Yuki was floating down the hill, spinning midair like a glittery hurricane of serotonin. And her hair…
"Oh my god," I whispered.
It was worse than I'd imagined. And she was beaming.
"Ryu!" she squealed, voice practically glowing. "Azuki braided my hair!"
Braided was… one word for it.
Her head was covered in a galaxy of tiny braids—some thick, some impossibly thin—all tied off with a tactical deployment of multicolored rubber bands, beads, plastic charms, tiny bells, and at least one holographic sticker shaped like a frog. I think I saw a candy cane woven into a fishtail braid.
It could've been part of the design. Or it could've just been… one of Azuki's candy canes.
It looked like a candy store and a Christmas tree had gotten into a fight and both of them had won.
But the kicker?
It worked.
Yuki's long, silver-white hair shimmered with its usual ethereal glow, but now it had been transformed into a cosmic rave lightshow—equal parts magical girl transformation and kindergarten art project.

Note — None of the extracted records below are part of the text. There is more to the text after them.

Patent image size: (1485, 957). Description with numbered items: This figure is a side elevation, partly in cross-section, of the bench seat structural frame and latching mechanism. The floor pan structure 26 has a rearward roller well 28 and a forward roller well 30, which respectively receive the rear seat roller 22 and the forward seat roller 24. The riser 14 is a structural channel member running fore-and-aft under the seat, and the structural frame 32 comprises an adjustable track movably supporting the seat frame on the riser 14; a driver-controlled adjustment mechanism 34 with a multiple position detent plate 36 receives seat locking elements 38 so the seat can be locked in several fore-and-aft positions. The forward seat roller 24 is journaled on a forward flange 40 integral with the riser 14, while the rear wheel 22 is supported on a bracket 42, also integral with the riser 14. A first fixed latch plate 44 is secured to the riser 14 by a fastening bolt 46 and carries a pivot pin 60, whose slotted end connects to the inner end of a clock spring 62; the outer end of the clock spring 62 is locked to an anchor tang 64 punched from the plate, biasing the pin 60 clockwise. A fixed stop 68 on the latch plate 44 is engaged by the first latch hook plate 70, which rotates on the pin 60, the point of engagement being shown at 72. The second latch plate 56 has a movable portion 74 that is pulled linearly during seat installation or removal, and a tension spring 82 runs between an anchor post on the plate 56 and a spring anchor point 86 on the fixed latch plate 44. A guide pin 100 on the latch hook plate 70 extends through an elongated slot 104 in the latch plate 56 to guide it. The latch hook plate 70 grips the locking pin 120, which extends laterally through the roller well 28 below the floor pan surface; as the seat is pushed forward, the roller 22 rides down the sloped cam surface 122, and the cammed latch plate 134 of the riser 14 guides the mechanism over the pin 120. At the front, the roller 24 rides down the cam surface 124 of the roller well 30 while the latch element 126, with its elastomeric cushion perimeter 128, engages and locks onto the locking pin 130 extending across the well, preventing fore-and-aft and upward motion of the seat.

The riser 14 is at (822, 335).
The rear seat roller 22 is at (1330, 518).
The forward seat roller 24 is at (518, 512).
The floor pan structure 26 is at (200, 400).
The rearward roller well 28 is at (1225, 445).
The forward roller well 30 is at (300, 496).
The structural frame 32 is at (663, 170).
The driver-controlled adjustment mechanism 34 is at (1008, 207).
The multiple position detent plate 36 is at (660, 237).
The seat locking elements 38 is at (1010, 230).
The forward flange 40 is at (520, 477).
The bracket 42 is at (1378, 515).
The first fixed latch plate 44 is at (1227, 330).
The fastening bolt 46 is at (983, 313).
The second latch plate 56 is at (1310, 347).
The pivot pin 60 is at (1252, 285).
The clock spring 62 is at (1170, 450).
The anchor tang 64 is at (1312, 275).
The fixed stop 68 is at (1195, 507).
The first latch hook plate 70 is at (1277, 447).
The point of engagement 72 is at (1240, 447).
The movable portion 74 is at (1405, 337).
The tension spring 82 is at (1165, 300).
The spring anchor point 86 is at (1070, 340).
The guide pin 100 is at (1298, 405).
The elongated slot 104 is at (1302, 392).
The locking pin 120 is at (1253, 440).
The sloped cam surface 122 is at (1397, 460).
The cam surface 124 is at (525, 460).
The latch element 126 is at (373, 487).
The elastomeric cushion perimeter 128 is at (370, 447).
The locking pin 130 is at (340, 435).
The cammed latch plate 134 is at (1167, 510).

"I love it," I said, doing my absolute best not to implode under the sheer force of weaponized adorableness.
She twirled again midair, her braids fanning out like enchanted ribbons. "She even let me pick out the bands myself! She said I had good taste!" she added, beaming with the pride of someone who had just been knighted by a chaos deity.
"You do," I said. And I meant it.
She smiled—soft, luminous, devastating.
And for a moment, the forest, the school, the blood on my neck, even the memory of Shion's fangs… it all faded into background noise.
Because Yuki was happy.
And when she was happy, it felt like the whole world was a little less broken.
I heard, and felt Shion's bicycle as it crunched the gravel behind me.
Yuki floated beside me and gently bumped my shoulder. "Ryu!"
I winced, not meaning to bump her. "Sorry."
Then I turned—and saw the stunned look on her face.
"We touched," she said, voice wavering, uncertain. Like she didn't want to say it out loud. Like she didn't want to wake up to discover it had been a dream.
She hovered just a few inches away. Inches that felt like miles, bridged for only a fraction of a second.
"Do you want to try again?" she asked.
I heard the squeal of brakes—Shion's bike rolled up behind us.
Yuki waited.
"It's okay," she whispered. "You and her… you're still figuring things out."
I shook my head. "Yuki. I want to try again."
Yuki's face lit up. "Me too."
She reached her hand towards mine.
"Hey," said Shion. "What are you—oh."
She saw. Just for a second.
"Are you two gonna hold hands now?" Shion asked.
"Did you see?" Yuki asked, her voice at least an octave higher than normal.
Shion took a breath. "Yes. I saw. He touched you."
Yuki squealed and floated around us in a circle. "Right on! And it worked this time!"
Shion raised an eyebrow in my direction. "This time? So, how often have you been playing the Dan Aykroyd ghost scene in your onsen room together?"
I scoffed. "Can't you just be happy for her? For me too. Azuki can touch her hair enough to braid it. I'm lucky to just get, like, barely a tap."
Shion tilted her head at me. Studying me again. "You know exactly what scene I'm talking about, don't you?"
She nodded. "Yeah… Let's see: Goonies. Ghost Busters…"
I felt my chest tighten.
"This sounds like a very interesting store on Japan's mainland."
She looked up at me. Her green, waterless eyes piecing everything together. How many times was Shion willing to forgive me and overlook my mistakes because of our friendship?
I wasn't a liar.
"Girls," I said. "Sometime, soon, I'm going to have to explain how I know so much about nineteen eighties movies."
Shion smirked. "Oh, please, don't keep me in suspense, Spielberg. I bet this'll be a bombshell."
Then she rolled her eyes.
"I'm quite fond of cinema from the fifties," said Yuki.